# Code close to the challenge: Inception

This is a sequel to this challenge: Code close to the challenge: Sum of integers

The challenge in this one is a bit harder, and also makes for a cool title (Which is why I picked it):

Calculate the Levenshtein distance between two strings

Just like last challenge, your score in this challenge is the Levenshtein distance between your code and the quote above.

So now for the details!

Your program will take 2 inputs, both strings with no trailing spaces or newlines, and will output the Levenshtein distance between them. Levenshtien distance is defined as the number of of additions, deletions, and substitutions necessary to transform one string to another. For more information on how to calculate it, see the Wikipedia page linked above. To test if your program works, use this calculator. Your program must output nothing but the Levenshtein distance between the two strings. It will be disqualified if anything else is outputted. Example I/O:

Inputs:
test
test2
Output:
1

Inputs:
222
515
Output:
3

Inputs:
Test
test
Output:
1


# Frink, distance 24

Calculate[the,Levenshtein]:=editDistance[the,Levenshtein]


To use this, you would call Calculate with the two strings, and since this is returning, you also need to surround the call with print[]. If this isn't allowed, my score is 30.

Example:

Calculate["kitten","spork"]        -> returns 6
print[Calculate["kitten","spork"]] -> prints 6.


You need to download Frink, as the web interpreter doesn't allow defining functions. It should run on all systems, considering it's a Java applet. Download instructions here..

Psst. Hey! Here's a Levenshtein implementation in Symbolic, something I'm working on: k=λ:Δ(ί,ί).

• Interesting language, reminds me of Mathematica. Jul 23 '15 at 16:33
• This counts as using a built-in function to solve the challenge, which could be considered a standard loophole (but so seem to 90℅ of all answers to this challenge) Jul 24 '15 at 14:57
• @JanDvorak Built-ins are kind of a gray area since the vote breakdown on the meta answer listing built-ins as a standard loophole is near half and half. Jul 24 '15 at 18:34

# R, distance 35

Calculate=function(the,Levenshtein)adist(between<-the,two<-Levenshtein)

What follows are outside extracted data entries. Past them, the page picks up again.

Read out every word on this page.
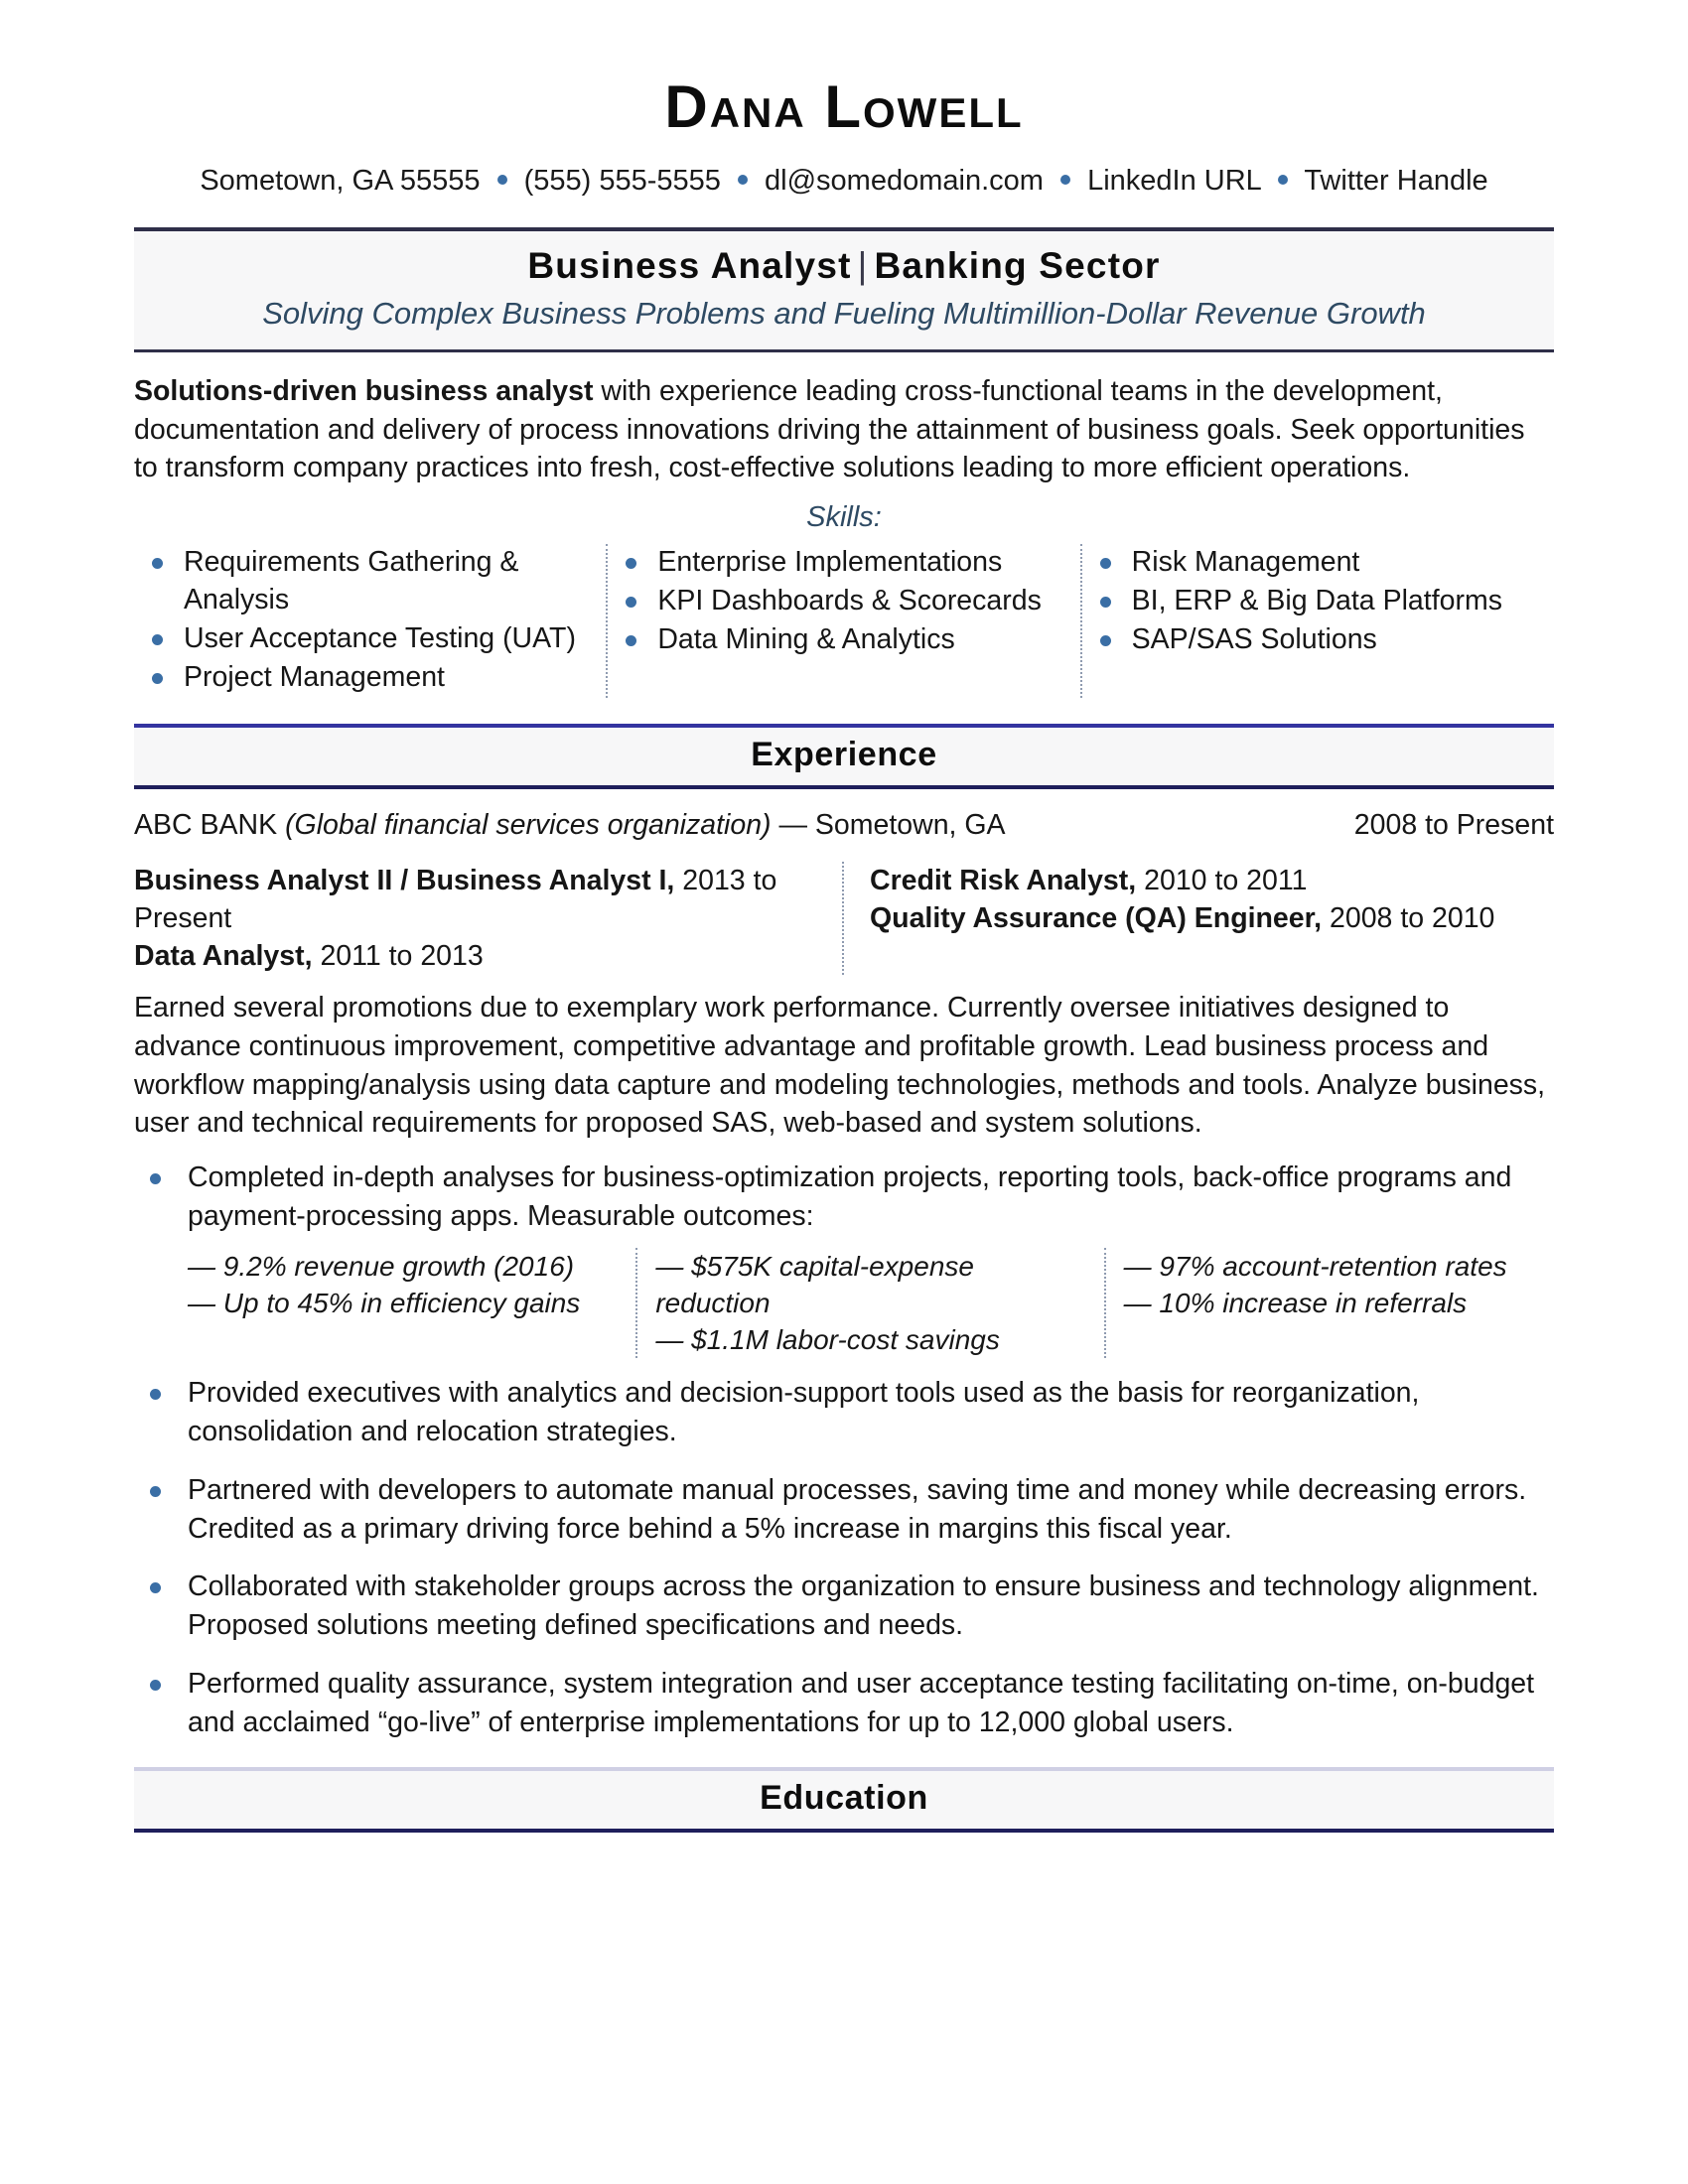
Dana Lowell
Sometown, GA 55555 (555) 555-5555 dl@somedomain.com LinkedIn URL Twitter Handle
Business Analyst | Banking Sector
Solving Complex Business Problems and Fueling Multimillion-Dollar Revenue Growth
Solutions-driven business analyst with experience leading cross-functional teams in the development, documentation and delivery of process innovations driving the attainment of business goals. Seek opportunities to transform company practices into fresh, cost-effective solutions leading to more efficient operations.
Skills:
Requirements Gathering & Analysis
User Acceptance Testing (UAT)
Project Management
Enterprise Implementations
KPI Dashboards & Scorecards
Data Mining & Analytics
Risk Management
BI, ERP & Big Data Platforms
SAP/SAS Solutions
Experience
ABC BANK (Global financial services organization) — Sometown, GA	2008 to Present
Business Analyst II / Business Analyst I, 2013 to Present
Data Analyst, 2011 to 2013
Credit Risk Analyst, 2010 to 2011
Quality Assurance (QA) Engineer, 2008 to 2010
Earned several promotions due to exemplary work performance. Currently oversee initiatives designed to advance continuous improvement, competitive advantage and profitable growth. Lead business process and workflow mapping/analysis using data capture and modeling technologies, methods and tools. Analyze business, user and technical requirements for proposed SAS, web-based and system solutions.
Completed in-depth analyses for business-optimization projects, reporting tools, back-office programs and payment-processing apps. Measurable outcomes:
— 9.2% revenue growth (2016)
— Up to 45% in efficiency gains
— $575K capital-expense reduction
— $1.1M labor-cost savings
— 97% account-retention rates
— 10% increase in referrals
Provided executives with analytics and decision-support tools used as the basis for reorganization, consolidation and relocation strategies.
Partnered with developers to automate manual processes, saving time and money while decreasing errors. Credited as a primary driving force behind a 5% increase in margins this fiscal year.
Collaborated with stakeholder groups across the organization to ensure business and technology alignment. Proposed solutions meeting defined specifications and needs.
Performed quality assurance, system integration and user acceptance testing facilitating on-time, on-budget and acclaimed “go-live” of enterprise implementations for up to 12,000 global users.
Education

This creates a function Calculate with parameters the and Levenshtein. It uses the R built-in function adist to compute the distance. The string parameters in adist are essentially the and Levenshtein renamed to between and two.

# PHP4.1, distance 322215 14

Very basic one, nothing exciting.

<?=$Calculate_the=Levenshtein($distance,$between_two_strings);  Or a shorter version: <?=$ulatethe=Levenshtein($istance,$etweentwostrin);


For this to work, you need to send/set a POST/GET/COOKIE/session variable with the keys:

• distance (istance for the shorter one)
• between_two_strings (etweentwostrin for the shorter one)

The arguments are in that order.

Test the score on http://ideone.com/QzNZ8T

Example:

http://localhost/distance.php?distance=string1&between_two_strings=string2

• @AboveFire Sorry, but I can't accept your edit. Quoting the O.P.: "Your code may not have no-ops or comments." and your edit simply added an HTML comment. Jul 23 '15 at 17:50

# PHP, distance 44

function Calculate($two,$strings){echo levenshtein($two,$strings);}


Use the built-in levenshtein function from PHP standard library and named the arguments in order to try to minimize the distance.

• Shouldn't it be $two,$strings? Jul 23 '15 at 17:03
• indeed, it should. Jul 23 '15 at 17:05
• Also, you are missing a ; Jul 23 '15 at 17:05
• I offer you a solution with a distance of 28: echo$Calculate_the=levenshtein($_GET[distance_between_two],\$_GET[strings]); Jul 23 '15 at 18:07

# Pip, distance 50

Uses no builtin Levenshtein function!

xINg?#JgMN[1+(fac:b@>1)1+(fe:a@>1b)(a@0NEb@0)+(fec)]


This code implements the recursive Levenshtein algorithm; as such, it is extremely slow, taking a few seconds even for strings of length 5. I wouldn't recommend running the program through itself to check it!

Here's my base code, with whitespace and comments:

; Note: a Pip program is an implicit function f, which is called with the command-line
; arguments. The args are stored in the list g, as well as being assigned to the local
; variables a-e.

; Is one of the args the empty string? (NB x is initialized to "")
x IN g ?
; If so, join args together and take the length (i.e., length of the non-empty string).
# J g
; If not, take the min of the following:
MN [
; Recursively call f with the first character of a removed; add 1 to the result
(f a@>1 b) + 1
; Recursively call f with the first character of b removed; add 1 to the result
(f a b@>1) + 1
; Recursively call f with the first characters of both removed; iff the two characters
; were not equal, add 1 to the result
(f a@>1 b@>1) + (a@0 NE b@0)
]


The main change in the final version is assigning some values to temporary variables c and e, which appear in the challenge string and thus reduce the Levenshtein distance a bit.